Germany: Unveiling Prejudices

How much foreign culture are Germans willing to absorb without losing their identity? After a five-year legal battle fought by a Muslim teacher over her right to wear her headscarf (hijab) in class, the German Federal Constitutional Court ruled on Sept. 24 in her favor. But the ruling, “one of the greatest challenges for the German jurisdiction” (Der Spiegel, Sept. 29), left it to Germany’s 16 states to decide if, and how, to enforce the law.

Martin Klingst, writing in Die Zeit (Sept. 25) under the headline “Cowardly Judges,” lamented that the ruling hadn’t gone further and called it a “timid, narrow-minded, and outdated decree [that] denies Muslim women legal protection of their rights.”

Several European countries have already struggled with similar dilemmas. Judging from the media’s reactions in Germany, however, the fiercely debated “patchwork of headscarf rulings,” as it is referred to, has a far greater significance and historic meaning in a country hardly known for its racial and cultural diversity. At press time, seven states had already declared that they would not allow the hijab in schools.

Commentators were deeply divided among those who consider the hijab a symbol of gender oppression that has no place in German schools, those who want to maintain the separation between church and state, and those who accept religious symbols as an integral part of a multicultural, open society. Namo Aziz, a Muslim commentator writing in Die Zeit (Oct. 2), vehemently rejected the last position. “I wouldn’t let my child be educated by a woman wearing the hijab, and I believe that mosques belong only in Arab countries. The ruling has shown an indifference to gender oppression in Islamic societies. Those who allow the hijab in German schools should also permit punishments according to the Shariah....And perhaps we should allow Hindus to scatter the ashes of their dead in the Rhine?” Der Spiegel, in its 14-page cover story (Sept. 29), remarked bluntly: “The Muslim teacher asked for tolerance in the name of intolerance....To tolerate the hijab would mean to underestimate the aggressive craving for legitimacy of fundamentalism....The oppression of girls is now manifested by law.”

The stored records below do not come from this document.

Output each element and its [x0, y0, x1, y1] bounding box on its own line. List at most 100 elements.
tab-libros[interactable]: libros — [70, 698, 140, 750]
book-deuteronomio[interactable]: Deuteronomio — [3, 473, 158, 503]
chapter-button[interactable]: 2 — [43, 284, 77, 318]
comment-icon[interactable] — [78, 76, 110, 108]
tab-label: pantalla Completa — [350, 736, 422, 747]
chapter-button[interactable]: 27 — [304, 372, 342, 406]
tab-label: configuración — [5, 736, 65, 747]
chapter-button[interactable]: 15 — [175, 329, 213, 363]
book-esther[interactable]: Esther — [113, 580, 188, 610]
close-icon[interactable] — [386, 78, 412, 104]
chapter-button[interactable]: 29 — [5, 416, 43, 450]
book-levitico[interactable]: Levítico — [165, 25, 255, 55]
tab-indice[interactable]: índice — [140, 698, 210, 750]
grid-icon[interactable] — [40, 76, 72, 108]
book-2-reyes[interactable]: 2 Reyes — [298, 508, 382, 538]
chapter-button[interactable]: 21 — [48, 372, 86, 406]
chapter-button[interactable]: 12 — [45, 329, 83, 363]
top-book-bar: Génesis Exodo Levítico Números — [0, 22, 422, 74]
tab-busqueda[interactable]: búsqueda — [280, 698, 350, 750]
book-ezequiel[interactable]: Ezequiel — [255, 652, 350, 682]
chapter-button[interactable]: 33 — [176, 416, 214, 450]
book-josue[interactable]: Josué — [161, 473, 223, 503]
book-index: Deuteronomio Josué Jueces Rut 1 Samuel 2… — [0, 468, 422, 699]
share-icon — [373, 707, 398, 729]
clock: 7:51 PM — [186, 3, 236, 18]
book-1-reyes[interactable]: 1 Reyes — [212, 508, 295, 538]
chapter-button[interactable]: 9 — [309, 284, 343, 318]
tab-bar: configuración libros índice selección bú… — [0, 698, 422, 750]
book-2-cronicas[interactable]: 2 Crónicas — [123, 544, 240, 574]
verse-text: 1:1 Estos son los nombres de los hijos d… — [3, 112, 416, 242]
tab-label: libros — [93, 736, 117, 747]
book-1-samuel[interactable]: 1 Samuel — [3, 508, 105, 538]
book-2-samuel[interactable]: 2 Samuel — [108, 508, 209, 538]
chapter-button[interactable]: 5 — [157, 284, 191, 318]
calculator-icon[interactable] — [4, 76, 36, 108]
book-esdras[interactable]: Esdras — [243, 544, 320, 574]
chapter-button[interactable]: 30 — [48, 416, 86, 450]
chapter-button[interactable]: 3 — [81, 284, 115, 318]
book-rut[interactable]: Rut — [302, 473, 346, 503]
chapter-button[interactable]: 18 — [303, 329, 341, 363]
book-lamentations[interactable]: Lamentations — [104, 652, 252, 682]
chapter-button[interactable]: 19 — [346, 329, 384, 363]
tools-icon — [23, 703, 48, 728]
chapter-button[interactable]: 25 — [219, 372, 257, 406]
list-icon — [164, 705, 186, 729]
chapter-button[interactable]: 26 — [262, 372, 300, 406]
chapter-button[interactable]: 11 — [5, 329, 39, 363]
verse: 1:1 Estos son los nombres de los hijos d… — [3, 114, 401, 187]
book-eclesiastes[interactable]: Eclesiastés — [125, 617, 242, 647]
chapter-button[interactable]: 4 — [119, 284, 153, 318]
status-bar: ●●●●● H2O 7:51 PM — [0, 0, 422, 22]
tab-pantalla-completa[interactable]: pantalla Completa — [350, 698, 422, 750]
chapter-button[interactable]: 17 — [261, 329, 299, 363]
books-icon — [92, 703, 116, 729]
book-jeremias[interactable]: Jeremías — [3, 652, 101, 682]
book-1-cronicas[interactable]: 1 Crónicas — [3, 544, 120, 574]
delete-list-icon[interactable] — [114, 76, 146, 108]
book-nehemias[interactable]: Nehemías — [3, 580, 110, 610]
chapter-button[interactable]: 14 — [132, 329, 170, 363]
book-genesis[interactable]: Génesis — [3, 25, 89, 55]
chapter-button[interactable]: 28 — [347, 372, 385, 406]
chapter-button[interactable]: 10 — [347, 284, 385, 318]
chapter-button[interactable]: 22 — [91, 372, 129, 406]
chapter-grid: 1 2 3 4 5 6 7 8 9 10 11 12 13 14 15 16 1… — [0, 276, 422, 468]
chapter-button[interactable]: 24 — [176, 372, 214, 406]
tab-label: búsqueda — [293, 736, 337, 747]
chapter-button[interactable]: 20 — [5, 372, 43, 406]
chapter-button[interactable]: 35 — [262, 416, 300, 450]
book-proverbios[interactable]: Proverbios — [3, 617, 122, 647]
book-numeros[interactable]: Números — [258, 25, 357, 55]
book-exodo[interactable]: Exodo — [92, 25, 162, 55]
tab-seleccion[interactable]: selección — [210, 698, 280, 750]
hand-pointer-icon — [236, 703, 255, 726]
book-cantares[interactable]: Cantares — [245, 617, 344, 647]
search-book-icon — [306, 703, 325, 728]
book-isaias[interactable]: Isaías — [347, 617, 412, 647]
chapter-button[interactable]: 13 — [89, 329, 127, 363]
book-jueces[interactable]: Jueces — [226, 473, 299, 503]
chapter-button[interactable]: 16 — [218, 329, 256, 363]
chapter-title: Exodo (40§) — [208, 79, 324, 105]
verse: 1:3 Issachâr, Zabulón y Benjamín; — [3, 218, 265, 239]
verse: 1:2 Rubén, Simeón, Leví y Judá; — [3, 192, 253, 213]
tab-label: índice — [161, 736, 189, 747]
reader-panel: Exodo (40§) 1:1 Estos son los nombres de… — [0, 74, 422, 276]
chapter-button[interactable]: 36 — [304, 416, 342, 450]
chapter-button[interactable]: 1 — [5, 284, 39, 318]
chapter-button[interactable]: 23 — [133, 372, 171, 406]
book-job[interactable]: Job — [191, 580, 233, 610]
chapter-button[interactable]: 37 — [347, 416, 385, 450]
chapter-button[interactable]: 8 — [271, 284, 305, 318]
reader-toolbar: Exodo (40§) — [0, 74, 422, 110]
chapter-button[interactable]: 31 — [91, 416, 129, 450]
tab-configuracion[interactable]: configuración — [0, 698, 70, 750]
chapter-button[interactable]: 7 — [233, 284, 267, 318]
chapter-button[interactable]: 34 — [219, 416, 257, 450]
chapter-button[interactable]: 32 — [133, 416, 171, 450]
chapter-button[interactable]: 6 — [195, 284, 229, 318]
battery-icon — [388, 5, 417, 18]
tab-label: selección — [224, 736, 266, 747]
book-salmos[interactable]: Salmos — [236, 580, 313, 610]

“We’re talking about a headscarf, not a veil,” argued Heribert Prantl in Süddeutsche Zeitung (Sept. 25). “The court’s ruling marks the beginning of a legitimate public discourse and is not a ‘headscarf-über-alles-debate.’ ” Armin Adam, writing in the same paper (Sept. 29), added: “A ruling against the hijab today could mean a ruling against a kippah [Jewish skullcap] or a cross tomorrow.”

Many commentators debated whether the hijab would encourage fundamentalism, a view that Navid Kermani, a Muslim, angrily repudiated in Die Tageszeitung (Oct. 9). “To imply that wearing a hijab proves fundamentalist tendencies and a willingness to be oppressed is defamation. You promote a climate where women wearing a hijab will be spat at and ordered to return to the mullahs.”

But the hijab wasn’t really the issue, claimed Martin Klingst in Die Zeit (Sept. 25). “What matters is who chooses to wear it.…Banning religious symbols from the classrooms won’t promote neutrality—but a sterile environment.”